Returning the favor

Fred and Esther Stiers created a scholarship for engineering students in reflection of their own time at K-State

“When I wrote that check for tuition out of my meager checking account I remember wondering whether I was doing the right thing,” Fred Stiers said. “K-State, in its size and environment, seemed as foreign to me as if I had gone to another country, but if I was going to college I wanted the effort to lead to something significant.”

Since that frugal first semester 43 years ago, Fred Stiers can still recall the financial hurdles he faced early in his college career. His own experiences inspired him and his wife, Esther, to return the favor by creating a scholarship for students enrolled in the College of Engineering.

“We decided we wanted to help young engineering students who had already chosen K-State to get their degree and needed financial help in their sophomore through senior years, just as I did,” Stiers said. “We hope this assistance produces some notable engineers who otherwise might not have made it.”

Despite the financially-tight lives the Stiers lived early in their college careers, recalling fond memories of their early years together came easily. This included stories of life without a phone or television, 50-cent pitcher nights in Aggieville and spending time at the student union to see second-run movies on nights where admission was 25 cents.
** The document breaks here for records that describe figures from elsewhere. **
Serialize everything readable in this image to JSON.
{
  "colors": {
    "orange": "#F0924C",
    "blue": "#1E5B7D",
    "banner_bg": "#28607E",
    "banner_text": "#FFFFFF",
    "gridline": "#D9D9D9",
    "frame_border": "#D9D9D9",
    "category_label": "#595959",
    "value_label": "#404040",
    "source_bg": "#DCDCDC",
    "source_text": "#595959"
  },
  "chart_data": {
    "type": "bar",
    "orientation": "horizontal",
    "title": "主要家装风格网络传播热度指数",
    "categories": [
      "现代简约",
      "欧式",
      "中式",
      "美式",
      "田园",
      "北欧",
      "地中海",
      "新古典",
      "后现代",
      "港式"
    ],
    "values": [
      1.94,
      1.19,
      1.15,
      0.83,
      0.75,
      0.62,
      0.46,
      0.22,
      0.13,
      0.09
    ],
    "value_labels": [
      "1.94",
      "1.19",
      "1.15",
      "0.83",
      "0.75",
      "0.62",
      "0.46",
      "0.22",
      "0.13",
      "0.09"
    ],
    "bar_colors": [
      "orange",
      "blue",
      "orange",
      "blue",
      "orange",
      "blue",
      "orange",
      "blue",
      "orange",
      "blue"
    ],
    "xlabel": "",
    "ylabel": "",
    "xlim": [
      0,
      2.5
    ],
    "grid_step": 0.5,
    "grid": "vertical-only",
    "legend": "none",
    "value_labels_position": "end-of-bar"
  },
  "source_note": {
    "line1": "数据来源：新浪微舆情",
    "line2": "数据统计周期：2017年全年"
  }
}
“We were perpetually tight on money, but we had both grown up that way and never felt it was a particular hardship. We still laugh about some of the ways we got by on the little money we had,” Stiers said. “I remember Esther buying a pair of dated saddle shoes at a sidewalk sale downtown for 25 cents, which she wore almost exclusively for two years until I told her we were doing well enough financially for her to buy a decent pair of shoes. I was sick of seeing her in the saddle shoes.”

A large contributor toward Stiers’ successful career in the energy industry was his ability to stay in school and get his degree when he received the Associated General Contractors scholarship his sophomore year. The scholarship opened doors to opportunities to work with prestigious companies and people all around the world. Stiers says that he is proud to say that his education at K-State never once left him feeling inadequate against all the challenges he faced in his career.

 “Giving back through philanthropy is something I was taught growing up. I saw my parent’s give their time and what limited money they had to help others,” Stiers said. “Such giving is an appropriate way of saying thank you for the many blessings each of us have been given through our lives.”